Ophiocordyceps unilateralis, otherwise known as cordyceps or zombie-ant fungus, infects insects such as ants or spiders. Like other parasites, cordyceps drains its host completely of nutrients before filling its body with spores that will let the fungus reproduce. It then compels the insect to seek height and remain there before it expels these spores, infecting other nearby insects in the process.
Short Wave
The Zombies That Walk Among Us
Bryn Dentinger, a biology professor at the University of Utah and curator of mycology at the Natural History Museum of Utah, told NPR that the fungus is one of the best known, and probably most commonly encountered, kinds of organisms with this mind control capability.
And he said that scientists aren’t entirely sure how cordyceps is able to have the effect that it does on insects, although there are theories.
«There seems to be some combination of physical manipulation of muscle fibers, for example, possibly growth into the brain itself, that can impact its behavior,» he said. «But there’s also very likely some sort of chemical attack on the host, either small molecules, or proteins or some other things, that end up manipulating brain behavior.»
Dentinger, who is also a fan of HBO’s adaptation of The Last of Us, said that there are some major differences between how the fungus is portrayed in the show and in real life.
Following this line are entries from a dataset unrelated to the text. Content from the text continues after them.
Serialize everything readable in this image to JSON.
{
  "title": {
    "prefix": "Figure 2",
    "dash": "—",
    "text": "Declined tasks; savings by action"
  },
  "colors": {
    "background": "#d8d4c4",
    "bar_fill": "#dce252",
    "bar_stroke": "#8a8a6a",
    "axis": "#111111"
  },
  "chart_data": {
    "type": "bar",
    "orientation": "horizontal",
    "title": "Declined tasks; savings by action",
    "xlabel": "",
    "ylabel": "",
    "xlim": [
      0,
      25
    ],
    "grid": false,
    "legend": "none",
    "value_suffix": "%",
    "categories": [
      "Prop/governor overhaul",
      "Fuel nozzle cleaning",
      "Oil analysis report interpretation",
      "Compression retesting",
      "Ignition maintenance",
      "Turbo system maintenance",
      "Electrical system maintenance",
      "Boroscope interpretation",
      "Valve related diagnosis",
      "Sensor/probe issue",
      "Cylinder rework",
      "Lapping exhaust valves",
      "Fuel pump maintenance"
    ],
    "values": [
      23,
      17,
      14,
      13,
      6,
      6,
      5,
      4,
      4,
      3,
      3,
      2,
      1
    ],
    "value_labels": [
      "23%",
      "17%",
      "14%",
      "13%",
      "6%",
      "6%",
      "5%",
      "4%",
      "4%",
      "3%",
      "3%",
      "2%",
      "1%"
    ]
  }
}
Cordyceps does not typically infect other hosts through the mouth, for example, and the infected aren’t connected to one another through a network.
And, perhaps the most important: The fungus cannot infect humans.
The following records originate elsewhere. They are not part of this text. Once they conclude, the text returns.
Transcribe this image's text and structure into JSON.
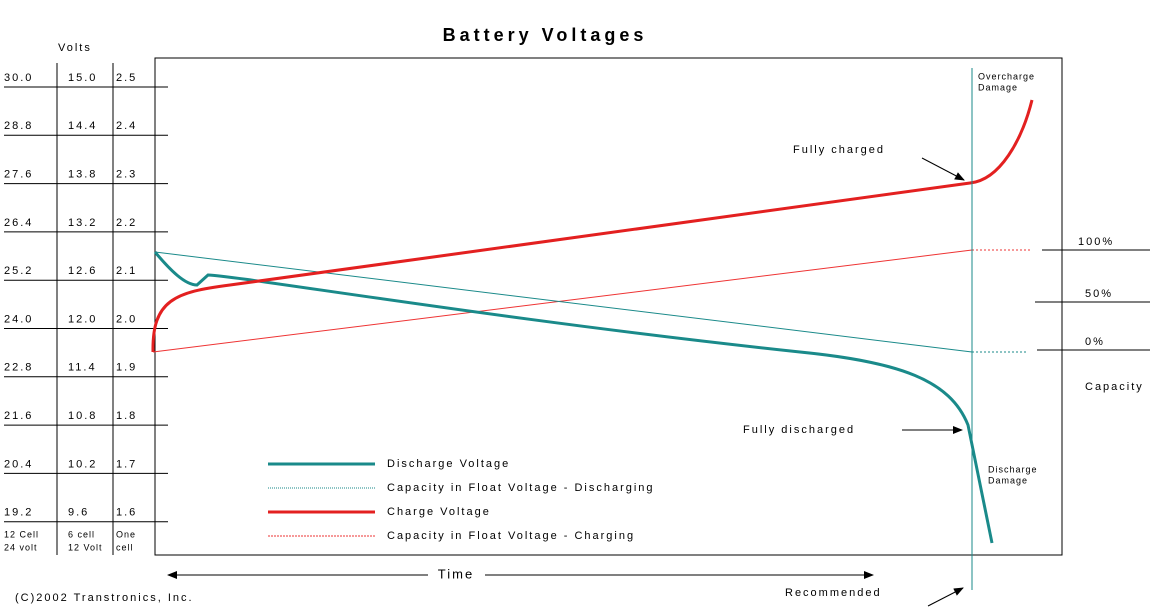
{
  "title": "Battery Voltages",
  "axis_label": "Volts",
  "voltage_table": {
    "columns": [
      {
        "values": [
          "30.0",
          "28.8",
          "27.6",
          "26.4",
          "25.2",
          "24.0",
          "22.8",
          "21.6",
          "20.4",
          "19.2"
        ],
        "footer": [
          "12 Cell",
          "24 volt"
        ]
      },
      {
        "values": [
          "15.0",
          "14.4",
          "13.8",
          "13.2",
          "12.6",
          "12.0",
          "11.4",
          "10.8",
          "10.2",
          "9.6"
        ],
        "footer": [
          "6 cell",
          "12 Volt"
        ]
      },
      {
        "values": [
          "2.5",
          "2.4",
          "2.3",
          "2.2",
          "2.1",
          "2.0",
          "1.9",
          "1.8",
          "1.7",
          "1.6"
        ],
        "footer": [
          "One",
          "cell"
        ]
      }
    ]
  },
  "capacity": {
    "levels": [
      "100%",
      "50%",
      "0%"
    ],
    "title": "Capacity"
  },
  "annotations": {
    "overcharge": [
      "Overcharge",
      "Damage"
    ],
    "fully_charged": "Fully charged",
    "fully_discharged": "Fully discharged",
    "discharge_damage": [
      "Discharge",
      "Damage"
    ],
    "recommended": "Recommended"
  },
  "legend": [
    "Discharge Voltage",
    "Capacity in Float Voltage - Discharging",
    "Charge Voltage",
    "Capacity in Float Voltage - Charging"
  ],
  "time_label": "Time",
  "copyright": "(C)2002 Transtronics, Inc."
}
«Our body temperatures are high enough that most organisms, their proteins would denature at that temperature and so they can’t survive in our bodies,» he said.
The Two-Way
‘Zombie’ Ants And The Fungus That Saves Them
But there are species of fungus that are able to withstand higher temperatures, and can therefore infect humans. Climate change, as Dentinger explains, is equipping certain fungi with the capacity to withstand higher temperatures.
And it’s possible that a fungus with similar mind-control capabilities could, at some point, be able to withstand a human’s body temperature.
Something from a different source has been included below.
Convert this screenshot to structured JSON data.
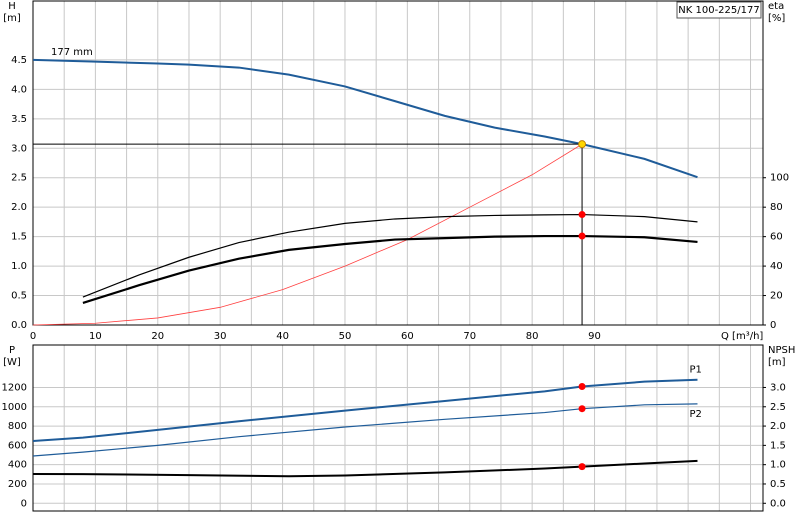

«That may be one reason why we’re seeing more fungal infections in human humans, but again, to date, none of them are cordyceps,» he said. «However, maybe that will happen in the future, but, at the moment, that is not a possibility.»
And, as Dentinger, there are already species of fungus that alter a human’s mental processing, such as psilocybin, otherwise known as «magic mushrooms.» Meanwhile, other kinds of fungi are already ubiquitous in human life. Take yeast, for example, which is found in bread and in the human gut.
And while the prospect of fungus being able to manipulate human behavior isn’t impossible, it’s not likely, according to Dentinger. The traits the fungus have that allow them to attack an insect host are very specific to that insect — and it’s not easily transferable to another species.
«It’s unlikely that they would be able to hop from, say, an ant to a human, because we’re so different,» he said.